Juros abusivos: empréstimo via cartão se espalha em PE

Valores cobrados não seguem nenhuma regra ou base mínima, é de acordo com o que cada um queira

qui, 05/04/2018 - 12:21

“Troque seu limite do cartão de crédito por dinheiro”. O anúncio, que parece atrativo para quem quer dinheiro vivo, está espalhado nas paradas de ônibus e muros da Região Metropolitana do Recife. Mas como se consegue trocar o limite do cartão por dinheiro? Esse tipo de serviço é lícito? 

"Se você precisa de dinheiro vivo e tem limite no cartão de crédito, pode trocar o saldo disponível por dinheiro. Eu vou até você com a maquineta, passo o cartão e o valor conseguido liberado é pago em prestações que vão até 12 vezes. Mas quanto maior o número de parcelas, maior os juros que você vai pagar", diz um dos que oferecem o serviço, que se identifica como "consultor financeiro".



Os juros não seguem nenhuma regra ou base mínima para serem cobrados, é de acordo com o que cada um queira. Quem quiser mil reais, por exemplo, tem que ter disponível no limite do cartão de crédito pelo menos R$ 1.400, porque R$ 400 são dos juros. “O trâmite é como se você estivesse comprando numa loja normal, só que com a gente você vai pegar o dinheiro. Passa mil e quatrocentos e pega, em dinheiro vivo, mil reais; pode confiar, não é furada”, diz. 

Segundo a delegada Beatriz Gibson, titular da Delegacia de Crimes Contra o Consumidor, a ilusão do 'dinheiro fácil' dura pouco. "Esses empréstimos clandestinos cobram juros altíssimos, já que não seguem a base de juros do Banco Central. Dois dias depois o consumidor se arrepende, quer voltar atrás e não conseguem mais”. Para ela, não há nada que a polícia possa fazer nestes casos. "Não tem como responsabilizar o 'vendedor', já que não houve pressão nem ameaças. As pessoas viram aquele anúncio e foram até esses agiotas por vontade própria”, explica.

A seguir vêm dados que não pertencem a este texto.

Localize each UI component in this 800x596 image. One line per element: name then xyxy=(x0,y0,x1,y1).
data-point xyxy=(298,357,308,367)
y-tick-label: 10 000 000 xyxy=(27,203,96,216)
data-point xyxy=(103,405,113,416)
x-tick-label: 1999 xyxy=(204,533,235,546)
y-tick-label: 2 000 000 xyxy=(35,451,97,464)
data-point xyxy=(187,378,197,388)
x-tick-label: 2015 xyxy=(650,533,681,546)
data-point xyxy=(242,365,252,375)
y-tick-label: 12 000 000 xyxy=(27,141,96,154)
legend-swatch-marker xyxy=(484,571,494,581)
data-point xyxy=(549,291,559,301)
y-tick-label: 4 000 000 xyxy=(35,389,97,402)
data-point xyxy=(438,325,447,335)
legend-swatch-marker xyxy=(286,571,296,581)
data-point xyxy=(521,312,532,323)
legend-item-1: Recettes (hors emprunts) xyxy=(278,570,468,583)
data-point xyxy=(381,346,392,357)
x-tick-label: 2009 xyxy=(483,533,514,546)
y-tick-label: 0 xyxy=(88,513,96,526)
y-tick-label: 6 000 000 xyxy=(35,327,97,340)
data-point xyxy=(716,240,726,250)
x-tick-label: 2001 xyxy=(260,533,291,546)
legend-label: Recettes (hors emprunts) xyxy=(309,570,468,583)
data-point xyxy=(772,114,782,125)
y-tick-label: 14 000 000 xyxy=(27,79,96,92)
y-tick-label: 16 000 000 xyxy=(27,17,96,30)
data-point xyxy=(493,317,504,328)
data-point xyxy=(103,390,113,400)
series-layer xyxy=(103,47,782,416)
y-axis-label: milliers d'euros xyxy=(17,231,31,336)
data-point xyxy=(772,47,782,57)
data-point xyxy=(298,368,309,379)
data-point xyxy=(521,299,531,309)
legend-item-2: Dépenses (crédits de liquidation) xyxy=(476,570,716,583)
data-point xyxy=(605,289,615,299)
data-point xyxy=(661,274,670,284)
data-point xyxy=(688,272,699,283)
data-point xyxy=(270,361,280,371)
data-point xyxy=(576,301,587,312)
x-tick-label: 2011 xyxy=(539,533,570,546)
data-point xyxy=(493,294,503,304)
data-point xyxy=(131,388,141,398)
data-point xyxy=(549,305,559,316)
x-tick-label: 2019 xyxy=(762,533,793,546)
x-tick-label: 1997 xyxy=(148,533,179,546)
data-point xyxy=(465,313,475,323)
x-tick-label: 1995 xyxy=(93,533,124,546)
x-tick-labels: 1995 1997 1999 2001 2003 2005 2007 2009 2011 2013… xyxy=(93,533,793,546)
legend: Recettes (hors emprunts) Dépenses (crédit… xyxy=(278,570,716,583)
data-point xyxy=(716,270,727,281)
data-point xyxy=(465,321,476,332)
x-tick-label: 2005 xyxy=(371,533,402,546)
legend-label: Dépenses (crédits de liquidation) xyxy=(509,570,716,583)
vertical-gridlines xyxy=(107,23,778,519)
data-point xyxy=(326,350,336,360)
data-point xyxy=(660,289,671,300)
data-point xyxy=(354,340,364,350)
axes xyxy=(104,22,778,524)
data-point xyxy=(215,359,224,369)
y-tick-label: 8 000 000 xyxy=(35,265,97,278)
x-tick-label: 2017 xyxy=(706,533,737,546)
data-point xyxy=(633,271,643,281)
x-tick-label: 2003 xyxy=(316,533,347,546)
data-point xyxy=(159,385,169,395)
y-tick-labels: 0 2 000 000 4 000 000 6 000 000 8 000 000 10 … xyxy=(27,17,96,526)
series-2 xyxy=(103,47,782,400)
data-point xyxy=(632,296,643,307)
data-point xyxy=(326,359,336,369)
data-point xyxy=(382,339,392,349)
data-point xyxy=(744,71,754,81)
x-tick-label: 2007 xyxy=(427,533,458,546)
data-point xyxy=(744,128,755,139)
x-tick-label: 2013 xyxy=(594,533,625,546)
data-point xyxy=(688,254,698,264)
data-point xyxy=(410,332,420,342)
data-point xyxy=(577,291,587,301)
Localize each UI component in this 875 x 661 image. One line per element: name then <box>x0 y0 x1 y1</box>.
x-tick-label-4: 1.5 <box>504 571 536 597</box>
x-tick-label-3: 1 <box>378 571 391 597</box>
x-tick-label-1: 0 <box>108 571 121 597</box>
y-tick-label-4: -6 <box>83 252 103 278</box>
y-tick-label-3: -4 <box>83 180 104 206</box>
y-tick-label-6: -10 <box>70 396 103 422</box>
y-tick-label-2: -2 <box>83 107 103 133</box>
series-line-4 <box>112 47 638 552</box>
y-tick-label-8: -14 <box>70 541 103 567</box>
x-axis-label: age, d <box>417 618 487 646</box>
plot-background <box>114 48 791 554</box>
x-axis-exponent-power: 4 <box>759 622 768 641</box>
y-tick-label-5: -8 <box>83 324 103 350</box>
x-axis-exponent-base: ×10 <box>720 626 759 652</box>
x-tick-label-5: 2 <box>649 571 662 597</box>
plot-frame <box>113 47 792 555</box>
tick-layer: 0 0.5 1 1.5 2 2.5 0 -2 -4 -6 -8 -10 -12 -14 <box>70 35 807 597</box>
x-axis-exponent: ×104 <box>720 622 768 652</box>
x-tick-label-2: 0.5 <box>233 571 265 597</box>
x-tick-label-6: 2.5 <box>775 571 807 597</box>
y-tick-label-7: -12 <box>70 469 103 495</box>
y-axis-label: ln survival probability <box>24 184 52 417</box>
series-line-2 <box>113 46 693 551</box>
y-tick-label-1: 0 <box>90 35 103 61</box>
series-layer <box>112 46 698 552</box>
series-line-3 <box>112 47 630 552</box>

Porém, para o Gerente de Fiscalização do Procon, Roberto Campos, esse é um ato de desvirtuação da finalidade dos cartões de crédito. "Serve como método de pagamento para a aquisição de bens ou serviços; por isso a caracterização de agiotagem. É simulada uma operação, como se fosse a contratação de um serviço, que não existe".

Mas erra quem pensa que as máquinas de cartão estão ligadas a estabelecimentos suspeitos. Segundo Beatriz Gibson, "é muito comum constar na fatura (depois do empréstimo) que a operação foi realizada por restaurantes”.

Ao ligar para alguns dos números que encontrou nas ruas da cidade, a reportagem do LeiaJá constatou que eles detém vários pontos no Recife, Paulista, Olinda e Jardim Atlântico; e com o “diferencial” de levar o dinheiro até o local em que o contratante quiser. “A gente trabalha de forma correta, com nota fiscal e tudo mais. Até declarar imposto à Receita Federal a gente faz”, informou um dos "consultores".

Além dos anúncios colados pelas ruas, alguns contratam promotores para distribuir panfletos nas ruas. Um dos que contactamos tem ponto fixo na Dantas barreto (Centro do Recife), além de outras cidades do Estado.

Roberto Campos, do Procon, acredita que a procura por esse serviço é um exemplo do desespero de muitos brasileiros. "Boa parte da população está super endividada e procura esse serviço, fazendo dívidas por cima de dívidas".

A exemplo da delegada, Campos diz que o Procon não pode impedir que isso aconteça. "A gente não tem muito o que fazer porque quem procura esse tipo de serviço é o consumidor e não há uma regulamentação do Estado para isso".

Se a pessoa usar o limite do cartão de crédito para pegar dinheiro e não receber, esse serviço pode ser cancelado pelo próprio consumidor, ligando diretamente para a administradora do cartão. “Se acaso não conseguirem solucionar esse problema, elas podem procurar a Delegacia do Consumidor para que possamos tentar solucionar”, aconselha Beatriz Gibson.